Should I Become a Dairy Technologist?
Dairy technologists are food scientists who work primarily with dairy and dairy products. Dairy technologists study the chemical makeup and properties of milk, yogurt, butter, ice cream and cheese. These scientists might work for private businesses or universities, and sometimes they're self-employed. While there is some fieldwork, many of their days are spent in offices or research labs. Generally, these professionals work standard businesses days, and both pay and job growth prospects are average to slightly-above-average.
|Degree Level||Bachelor's degree; a graduate degree may be preferred|
|Degree Field||Dairy science, food science or a related field|
|Experience||Employers may require 1-3 years of experience; high-level research positions may require 10 or more years of experience|
|Key Skills||Teamwork, communication skills, observation skills, ability to work with data analysis and research software|
|Salary (2014)||$61,480 per year (Median salary for food scientists and technologists)|
Sources: Online job postings from December 2012, U.S. Bureau of Labor Statistics
Step 1: Earn a Bachelor's Degree
Students can complete a major in dairy science or a concentration in dairy science within a food science or food technology program. Students can learn about dairy enterprise operation, research and development and animal care. The coursework in a dairy science program may include classes in animal physiology, genetics, chemistry, physics, microbiology, dairy cattle nutrition, dairy production and milk quality. Many schools with such programs also have a farm and/or dairy facility available for students to receive hands-on instruction and participate in research.
- Build teamwork skills. Dairy technologists may work as part of a research team or with a team on a farm. It's important for them to develop communication and interpersonal skills necessary to enhance the functionality of a team. Dairy technologists can do so by participating in undergraduate research studies, joining group-oriented extracurricular activities and taking communication courses.
- Focus your studies on a particular dairy product. Employers may request that candidates have experience with a certain dairy product, like cheese or yogurt. Completing research projects or practical training in the production of a specific dairy food could give one an edge in the job market.

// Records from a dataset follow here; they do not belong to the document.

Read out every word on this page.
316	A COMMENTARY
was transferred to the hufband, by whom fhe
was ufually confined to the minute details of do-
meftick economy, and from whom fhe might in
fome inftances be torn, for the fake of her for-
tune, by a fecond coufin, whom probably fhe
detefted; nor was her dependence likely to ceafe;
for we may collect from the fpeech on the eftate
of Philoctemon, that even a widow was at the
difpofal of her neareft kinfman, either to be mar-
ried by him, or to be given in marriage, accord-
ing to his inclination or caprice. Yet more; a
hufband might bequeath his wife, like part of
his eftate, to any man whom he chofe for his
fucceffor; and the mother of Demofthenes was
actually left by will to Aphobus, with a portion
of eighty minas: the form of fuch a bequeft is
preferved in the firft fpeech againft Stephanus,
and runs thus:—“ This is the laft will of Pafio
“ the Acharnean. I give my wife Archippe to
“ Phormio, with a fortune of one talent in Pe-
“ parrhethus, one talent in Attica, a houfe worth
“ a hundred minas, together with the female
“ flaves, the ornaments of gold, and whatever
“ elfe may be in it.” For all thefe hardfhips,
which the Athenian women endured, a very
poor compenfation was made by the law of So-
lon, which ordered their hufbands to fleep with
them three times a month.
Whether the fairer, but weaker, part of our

Step 2: Earn a Graduate Degree
Dairy technologists may find that their career opportunities increase with a master's degree or Ph.D. degree in dairy science. Individuals who aspire to lead research projects typically need to earn a doctoral degree. Examples of research endeavors include creating cheese flavors and improving the quality of milk.
In a graduate program, students may be able to specialize in an area such as genetics, nutrition or dairy cattle sustainability. They learn and apply research skills through courses and lab work. Master's degree students can choose a thesis or non-thesis option. Ph.D. students are required to undergo a series of examinations and complete a research project as part of a dissertation; the program culminates with the defense of the dissertation.

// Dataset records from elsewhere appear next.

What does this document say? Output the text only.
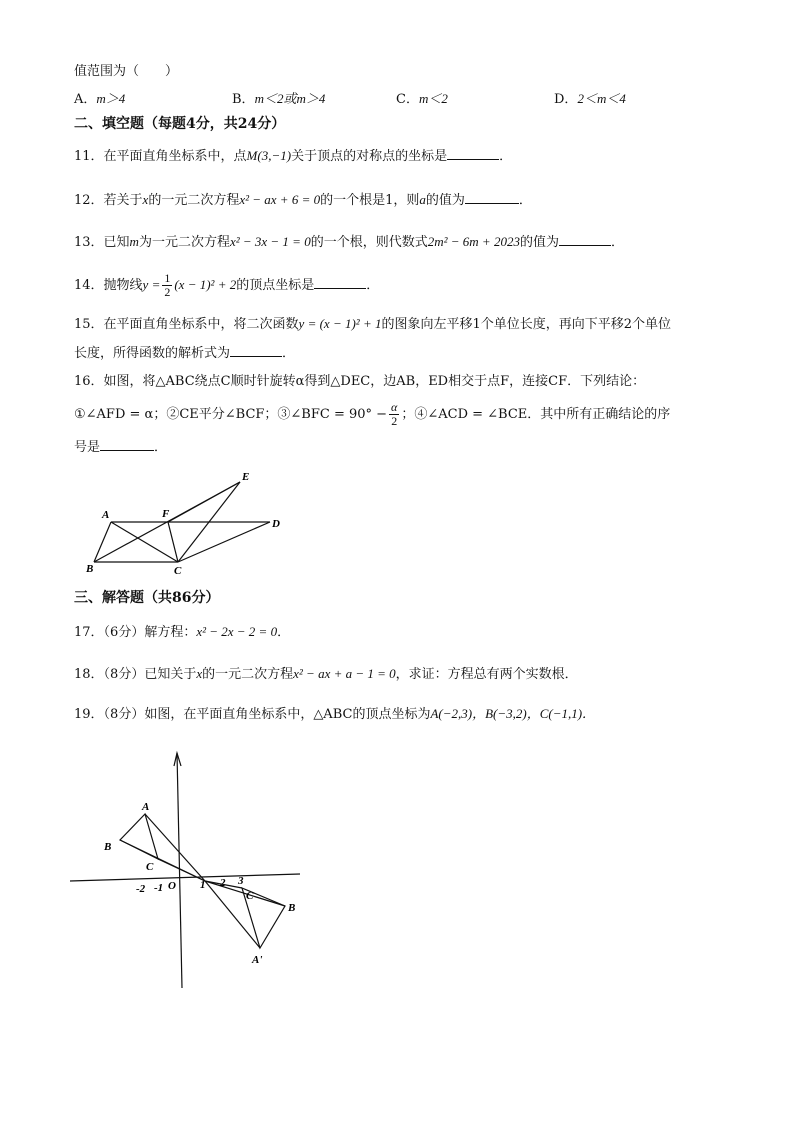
值范围为（　　）
A．m＞4	B．m＜2或m＞4	C．m＜2	D．2＜m＜4
二、填空题（每题4分，共24分）
11．在平面直角坐标系中，点M(3,−1)关于顶点的对称点的坐标是	．
12．若关于x的一元二次方程x² − ax + 6 = 0的一个根是1，则a的值为	．
13．已知m为一元二次方程x² − 3x − 1 = 0的一个根，则代数式2m² − 6m + 2023的值为	．
14．抛物线$y = \frac{1}{2} (x - 1)^2 + 2$的顶点坐标是	．
15．在平面直角坐标系中，将二次函数y = (x − 1)² + 1的图象向左平移1个单位长度，再向下平移2个单位
长度，所得函数的解析式为	．
16．如图，将△ABC绕点C顺时针旋转α得到△DEC，边AB，ED相交于点F，连接CF．下列结论：
①∠AFD = α；②CE平分∠BCF；③∠BFC = $90^\circ - \frac{\alpha}{2}$ ；④∠ACD = ∠BCE．其中所有正确结论的序
号是	．
F
D
B	C
E
A
三、解答题（共86分）
17．（6分）解方程：x² − 2x − 2 = 0．
18．（8分）已知关于x的一元二次方程x² − ax + a − 1 = 0，求证：方程总有两个实数根．
19．（8分）如图，在平面直角坐标系中，△ABC的顶点坐标为A(−2,3)，B(−3,2)，C(−1,1)．
A
B
C
O 1 2 3
-1
-2
C
B
A'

- Build leadership skills. Leadership skills are required for dairy scientists leading research teams. Dairy scientists can develop these skills by working as teaching assistants, serving as leaders in extracurricular groups and taking leadership courses and workshops offered through their school.
Step 3: Consider Professional Certification
Dairy technologists can pursue voluntary certifications from such organizations as the Institute of Food Technologists and the American Registry of Professional Animal Scientists. Technologists who earn certification after meeting work, experience and exam requirements can use this credential to demonstrate their professional expertise to prospective employers.